You frown. "What do you mean, I'll be fine? I can't even remember how I got here!"
The Watcher smiles. "Oh, they must have drugged you up something awful, poor thing." She looks down at her watch. "Okay, I'll give you a run-down but I've gotta make this really, really quick, now. Don't interrupt."
She takes a deep breath. Then she talks very quickly.
"You've been drafted into a war against a machine called the Improbability Drive. It lives somewhere in the jungle, over there. Improbability is leaking out of this bloody thing like radiation, so we've got to blow it up. The whole war is being televised, you've noticed the cameras already, so try not to do anything stupid while the world watches. Your head hurts because the guys who burst into your living room with sticks and a great big sack probably hit you a bit too hard, and you might have landed badly when they tossed you out of the plane. You survived the fall without a parachute because of the Improbability Bubble surrounding the island, which makes the air notably denser about forty feet above sea level. You're naked and unarmed because everything that penetrates the Improbability Bubble gets changed in rather amusing ways, and we didn't want to take that risk. There's blood on my boots because I came across some monsters on the way over here - yes, monsters, stop gawping, you'll get used to them - and you'll either pick up the rest as you go along, or you'll die in a very entertaining fashion." She smiles. "Either way, it'll make for great television."
You open your mouth to ask The Watcher what the hell she's blithering on about, but your words are drowned out by the roar of a passing jet plane and an accompanying female scream.
The Watcher looks up, just in time to see a naked woman make a very undignified landing in a tree, folding herself neatly over a branch. The Watcher grins. "I love it when they land with their arses poking out like that. It makes me feel better about my job." She stares for a moment, head cocked to the side. "And my arse, too, come to think of it."

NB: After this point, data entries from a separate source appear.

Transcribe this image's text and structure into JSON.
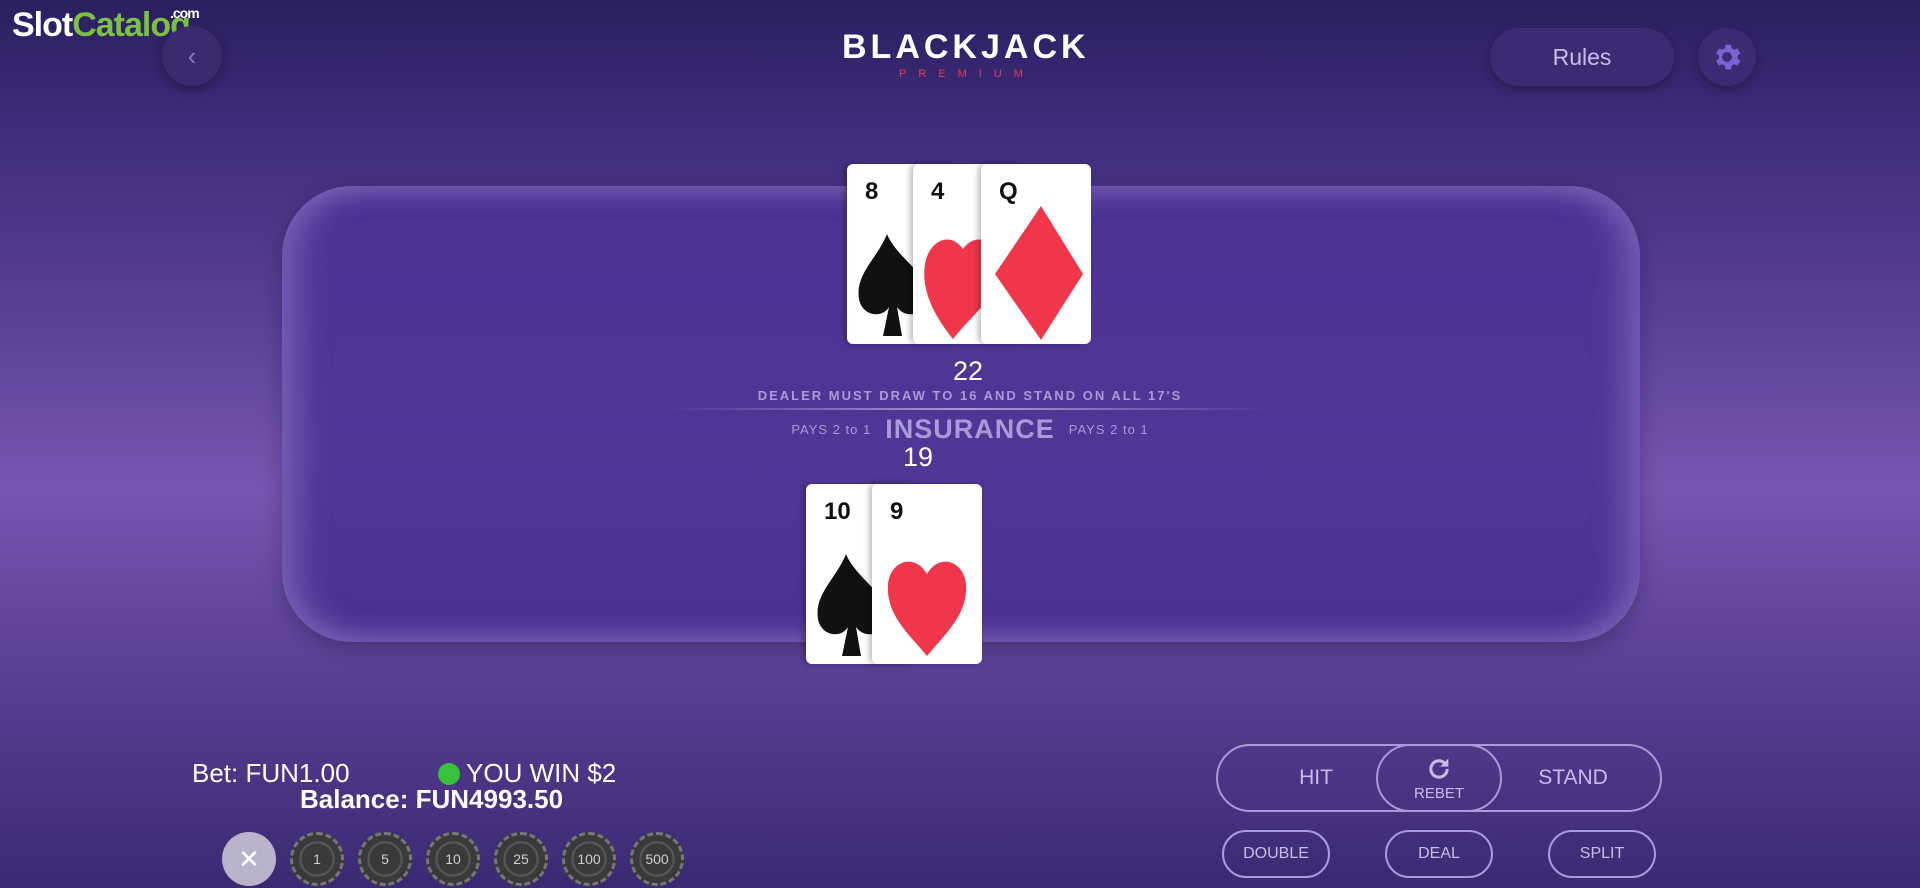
{
  "watermark": {
    "part1": "Slot",
    "part2": "Catalog",
    "part3": ".com"
  },
  "header": {
    "logo_title": "BLACKJACK",
    "logo_subtitle": "PREMIUM",
    "rules_label": "Rules",
    "back_icon": "chevron-left-icon",
    "settings_icon": "gear-icon"
  },
  "dealer": {
    "score": "22",
    "cards": [
      {
        "rank": "8",
        "suit": "spades",
        "color": "#111111"
      },
      {
        "rank": "4",
        "suit": "hearts",
        "color": "#f0364a"
      },
      {
        "rank": "Q",
        "suit": "diamonds",
        "color": "#f0364a"
      }
    ]
  },
  "table": {
    "rule_text": "DEALER MUST DRAW TO 16 AND STAND ON ALL 17'S",
    "insurance_label": "INSURANCE",
    "pays_left": "PAYS 2  to 1",
    "pays_right": "PAYS 2  to 1"
  },
  "player": {
    "score": "19",
    "cards": [
      {
        "rank": "10",
        "suit": "spades",
        "color": "#111111"
      },
      {
        "rank": "9",
        "suit": "hearts",
        "color": "#f0364a"
      }
    ]
  },
  "status": {
    "bet_label": "Bet:",
    "bet_value": "FUN1.00",
    "win_text": "YOU WIN $2",
    "balance_label": "Balance:",
    "balance_value": "FUN4993.50"
  },
  "chips": {
    "clear_icon": "close-icon",
    "values": [
      "1",
      "5",
      "10",
      "25",
      "100",
      "500"
    ]
  },
  "actions": {
    "hit": "HIT",
    "rebet": "REBET",
    "rebet_icon": "refresh-icon",
    "stand": "STAND",
    "double": "DOUBLE",
    "deal": "DEAL",
    "split": "SPLIT"
  },
  "colors": {
    "background": "#5a3f96",
    "felt": "#4b3392",
    "accent": "#a99bd8",
    "red_suit": "#f0364a",
    "win_dot": "#36c23a"
  }
}
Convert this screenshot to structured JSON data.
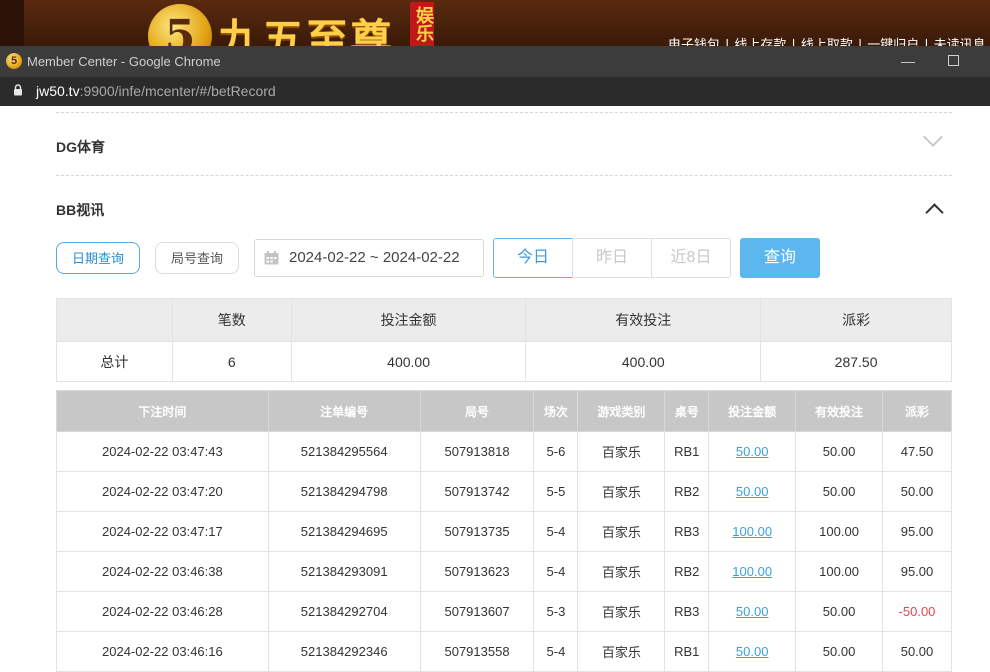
{
  "site": {
    "logo_glyph": "5",
    "brand": "九五至尊",
    "badge": "娱乐",
    "nav": [
      "电子钱包",
      "线上存款",
      "线上取款",
      "一键归户",
      "未读讯息"
    ]
  },
  "window": {
    "title": "Member Center - Google Chrome",
    "url_host": "jw50.tv",
    "url_rest": ":9900/infe/mcenter/#/betRecord"
  },
  "sections": {
    "dg_title": "DG体育",
    "bb_title": "BB视讯"
  },
  "filters": {
    "date_query": "日期查询",
    "round_query": "局号查询",
    "date_range": "2024-02-22 ~ 2024-02-22",
    "today": "今日",
    "yesterday": "昨日",
    "last8": "近8日",
    "search": "查询"
  },
  "summary": {
    "headers": [
      "",
      "笔数",
      "投注金额",
      "有效投注",
      "派彩"
    ],
    "row": [
      "总计",
      "6",
      "400.00",
      "400.00",
      "287.50"
    ]
  },
  "records": {
    "headers": [
      "下注时间",
      "注单编号",
      "局号",
      "场次",
      "游戏类别",
      "桌号",
      "投注金额",
      "有效投注",
      "派彩"
    ],
    "rows": [
      [
        "2024-02-22 03:47:43",
        "521384295564",
        "507913818",
        "5-6",
        "百家乐",
        "RB1",
        "50.00",
        "50.00",
        "47.50"
      ],
      [
        "2024-02-22 03:47:20",
        "521384294798",
        "507913742",
        "5-5",
        "百家乐",
        "RB2",
        "50.00",
        "50.00",
        "50.00"
      ],
      [
        "2024-02-22 03:47:17",
        "521384294695",
        "507913735",
        "5-4",
        "百家乐",
        "RB3",
        "100.00",
        "100.00",
        "95.00"
      ],
      [
        "2024-02-22 03:46:38",
        "521384293091",
        "507913623",
        "5-4",
        "百家乐",
        "RB2",
        "100.00",
        "100.00",
        "95.00"
      ],
      [
        "2024-02-22 03:46:28",
        "521384292704",
        "507913607",
        "5-3",
        "百家乐",
        "RB3",
        "50.00",
        "50.00",
        "-50.00"
      ],
      [
        "2024-02-22 03:46:16",
        "521384292346",
        "507913558",
        "5-4",
        "百家乐",
        "RB1",
        "50.00",
        "50.00",
        "50.00"
      ]
    ]
  },
  "colors": {
    "accent": "#5cb7ef",
    "link": "#3aa0e0",
    "negative": "#e5484d",
    "header_gray": "#c7c7c7"
  }
}
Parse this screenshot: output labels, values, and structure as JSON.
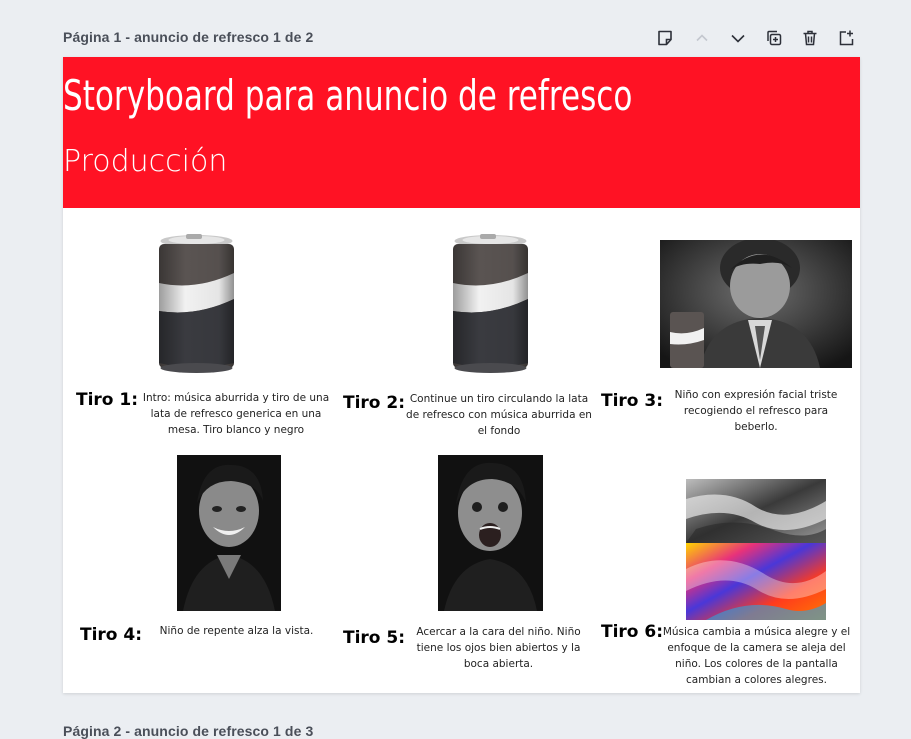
{
  "pages": {
    "current_label": "Página 1 - anuncio de refresco 1 de 2",
    "next_label": "Página 2 - anuncio de refresco 1 de 3"
  },
  "toolbar": {
    "icons": [
      "notes-icon",
      "chevron-up-icon",
      "chevron-down-icon",
      "duplicate-page-icon",
      "delete-icon",
      "add-page-icon"
    ]
  },
  "banner": {
    "title": "Storyboard para anuncio de refresco",
    "subtitle": "Producción",
    "color": "#ff1224"
  },
  "shots": [
    {
      "label": "Tiro 1:",
      "description": "Intro:  música aburrida  y tiro de una lata de refresco generica en una mesa. Tiro blanco y negro"
    },
    {
      "label": "Tiro 2:",
      "description": "Continue un tiro circulando la lata de refresco con música aburrida en el fondo"
    },
    {
      "label": "Tiro 3:",
      "description": "Niño con expresión facial triste recogiendo el refresco para beberlo."
    },
    {
      "label": "Tiro 4:",
      "description": "Niño de repente alza la vista."
    },
    {
      "label": "Tiro 5:",
      "description": "Acercar a la cara del niño. Niño tiene los ojos bien abiertos y la boca abierta."
    },
    {
      "label": "Tiro 6:",
      "description": "Música cambia a música alegre y el enfoque de la camera se aleja del niño. Los colores de la pantalla cambian a colores alegres."
    }
  ]
}
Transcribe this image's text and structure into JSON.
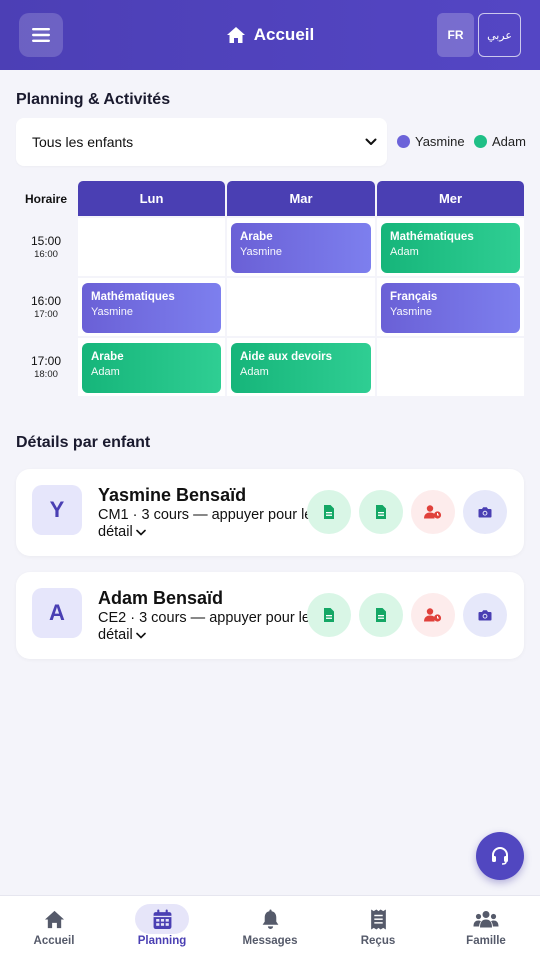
{
  "header": {
    "title": "Accueil",
    "lang_fr": "FR",
    "lang_ar": "عربي"
  },
  "planning": {
    "title": "Planning & Activités",
    "filter_value": "Tous les enfants",
    "legend": [
      {
        "name": "Yasmine",
        "color": "#6c63d9"
      },
      {
        "name": "Adam",
        "color": "#1fbf86"
      }
    ],
    "horaire_label": "Horaire",
    "days": [
      "Lun",
      "Mar",
      "Mer"
    ],
    "slots": [
      {
        "start": "15:00",
        "end": "16:00"
      },
      {
        "start": "16:00",
        "end": "17:00"
      },
      {
        "start": "17:00",
        "end": "18:00"
      }
    ],
    "events": [
      {
        "slot": 0,
        "day": 1,
        "title": "Arabe",
        "child": "Yasmine",
        "color": "purple"
      },
      {
        "slot": 0,
        "day": 2,
        "title": "Mathématiques",
        "child": "Adam",
        "color": "green"
      },
      {
        "slot": 1,
        "day": 0,
        "title": "Mathématiques",
        "child": "Yasmine",
        "color": "purple"
      },
      {
        "slot": 1,
        "day": 2,
        "title": "Français",
        "child": "Yasmine",
        "color": "purple"
      },
      {
        "slot": 2,
        "day": 0,
        "title": "Arabe",
        "child": "Adam",
        "color": "green"
      },
      {
        "slot": 2,
        "day": 1,
        "title": "Aide aux devoirs",
        "child": "Adam",
        "color": "green"
      }
    ]
  },
  "details": {
    "title": "Détails par enfant",
    "children": [
      {
        "initial": "Y",
        "name": "Yasmine Bensaïd",
        "summary": "CM1 · 3 cours — appuyer pour le détail"
      },
      {
        "initial": "A",
        "name": "Adam Bensaïd",
        "summary": "CE2 · 3 cours — appuyer pour le détail"
      }
    ]
  },
  "nav": {
    "items": [
      {
        "label": "Accueil",
        "icon": "home-icon"
      },
      {
        "label": "Planning",
        "icon": "calendar-icon",
        "active": true
      },
      {
        "label": "Messages",
        "icon": "bell-icon"
      },
      {
        "label": "Reçus",
        "icon": "receipt-icon"
      },
      {
        "label": "Famille",
        "icon": "users-icon"
      }
    ]
  }
}
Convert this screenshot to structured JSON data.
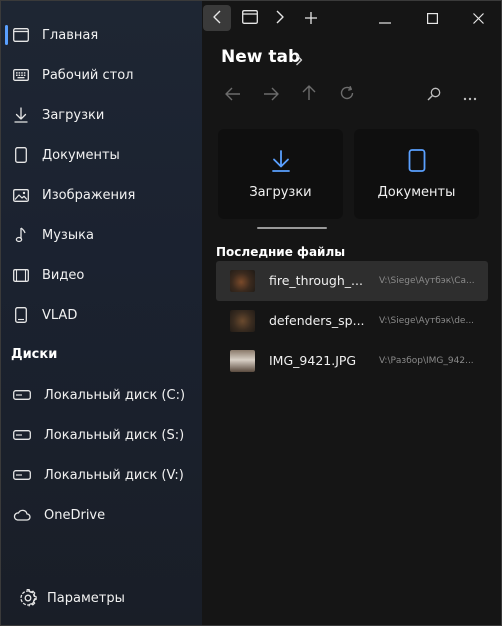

She takes hold of your hand and yanks you to your feet. "Go through the gate over there. The bloke guarding it is trained to recognise naked newbies like you, and sort out the forms and the implants."
"Wait a minute, "implants?" What?" you ask, even more scared now than you were two seconds ago.
"What did I tell you about questions? There are other people waiting. Come on, off you go." She takes you by the shoulders, swivels you towards the gate, and gives you a firm slap on your behind. You see no other choice but to start walking.
"You there!" calls The Watcher behind you. "Yes, you, with the cellulite! You're in a tree because you've just been thrown out of an aeroplane! You've got to blow up an insane, reality-warping machine before we'll let you go home! You're naked because it's funnier that way! You desperately need a bikini wax, and you can buy weapons in that outpost over there! Stop crying, you're on television!"
You shudder, and keep walking.
Within a few paces, you're at the gate of the Outpost. A man with a huge, bushy blonde beard sits in a little hut, writing on a newspaper with a pencil.
You clear your throat. "Um, excuse me..."
The man holds up a hand, still looking at his newspaper. "Four-letter word, starts with N, the clue is "Clad only in skin and innocence." Any ideas?"
You shrug. "Nude?"
The man leans forward, cupping a hand to his ear. "What was that? You'll have to speak up, they're buggers around here with their loud bloody grenades at every hour of the day and night."
"Nude," you respond, a little louder.
"Of course! Newb!" He chuckles heartily, and writes in his paper. "Enn, oh, oh, bee. Newb. Thanks for that. Now, what can I do for you?"
"I honestly have no idea."
"Ah, so you're a newb yourself?"
"Apparently. At least, according to the blonde woman over there."
The hairy man smiles, not unkindly. "Well, let's fill you in on things. First of all, what should I call you?"